Clinical Trials
The Saint John’s Cancer Institute has continued to be a leader in the field of immunotherapy cancer treatment and currently has a large number of clinical trials using immunotherapy combinations, immunotherapy with novel targeted therapy and immunotherapy with intratumoral injections. These trials are led by Dr. Kim Margolin. Dr. Kim Margolin played a leadership role in the development of the immune checkpoint inhibitor ipilimumab and presented the breakthrough ipilimumab clinical trial results at a 2010 meeting of the prestigious American Society of Clinical Oncology (ASCO). She was a clinical investigator in the development of the anti-PD1 antibodies pembrolizamab and nivolumab as well as the development of the MAPK inhibitors vemurafinib, dabrafinib and trametinib.
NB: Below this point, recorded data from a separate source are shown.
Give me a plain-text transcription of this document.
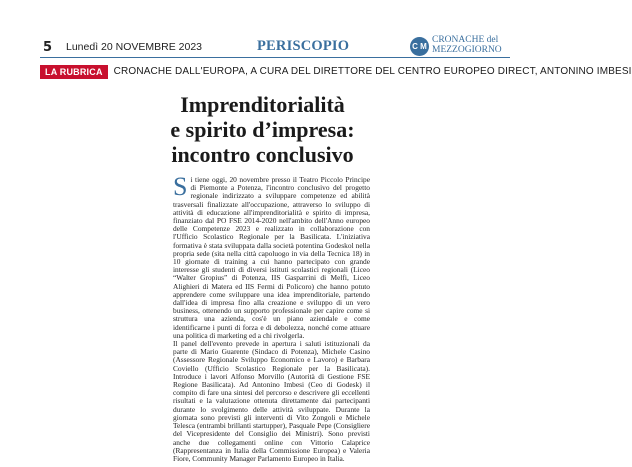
5 Lunedì 20 NOVEMBRE 2023	PERISCOPIO	C M
CRONACHE del
MEZZOGIORNO
LA RUBRICA	CRONACHE DALL'EUROPA, A CURA DEL DIRETTORE DEL CENTRO EUROPEO DIRECT, ANTONINO IMBESI
Imprenditorialità
e spirito d’impresa:
incontro conclusivo

Si tiene oggi, 20 novembre presso il Teatro Piccolo Principe di Piemonte a Potenza, l'incontro conclusivo del progetto regionale indirizzato a sviluppare competenze ed abilità trasversali finalizzate all'occupazione, attraverso lo sviluppo di attività di educazione all'imprenditorialità e spirito di impresa, finanziato dal PO FSE 2014-2020 nell'ambito dell'Anno europeo delle Competenze 2023 e realizzato in collaborazione con l'Ufficio Scolastico Regionale per la Basilicata. L'iniziativa formativa è stata sviluppata dalla società potentina Godeskol nella propria sede (sita nella città capoluogo in via della Tecnica 18) in 10 giornate di training a cui hanno partecipato con grande interesse gli studenti di diversi istituti scolastici regionali (Liceo “Walter Gropius” di Potenza, IIS Gasparrini di Melfi, Liceo Alighieri di Matera ed IIS Fermi di Policoro) che hanno potuto apprendere come sviluppare una idea imprenditoriale, partendo dall'idea di impresa fino alla creazione e sviluppo di un vero business, ottenendo un supporto professionale per capire come si struttura una azienda, cos'è un piano aziendale e come identificarne i punti di forza e di debolezza, nonché come attuare una politica di marketing ed a chi rivolgerla.

Il panel dell'evento prevede in apertura i saluti istituzionali da parte di Mario Guarente (Sindaco di Potenza), Michele Casino (Assessore Regionale Sviluppo Economico e Lavoro) e Barbara Coviello (Ufficio Scolastico Regionale per la Basilicata). Introduce i lavori Alfonso Morvillo (Autorità di Gestione FSE Regione Basilicata). Ad Antonino Imbesi (Ceo di Godesk) il compito di fare una sintesi del percorso e descrivere gli eccellenti risultati e la valutazione ottenuta direttamente dai partecipanti durante lo svolgimento delle attività sviluppate. Durante la giornata sono previsti gli interventi di Vito Zongoli e Michele Telesca (entrambi brillanti startupper), Pasquale Pepe (Consigliere del Vicepresidente del Consiglio dei Ministri). Sono previsti anche due collegamenti online con Vittorio Calaprice (Rappresentanza in Italia della Commissione Europea) e Valeria Fiore, Community Manager Parlamento Europeo in Italia.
Intra-Tumoral Immunotherapy
One of the most promising areas of clinical research in immunotherapy for melanoma involves the administration of treatments directly into tumors.
The types of medications that are given that way vary, but that route enables physicians to not only deliver higher doses specifically to the tumor while sparing the rest of the body, it enables the use of targets within the tumors themselves. An example of this approach is intra-tumoral immunotherapy.
In intra-tumoral immunotherapy, agents that stimulate or help an immune response are placed directly within tumors. The goal of those responses is not only to kill the tumors into which they are injected, but also to generate a more far-reaching immune response, much like vaccination. Some of the therapies that have been investigated include what are called oncolytic viruses, which are viruses that have been modified to be able to grow preferentially in cancer cells. Others include gene therapies or more well established vaccine adjuvants.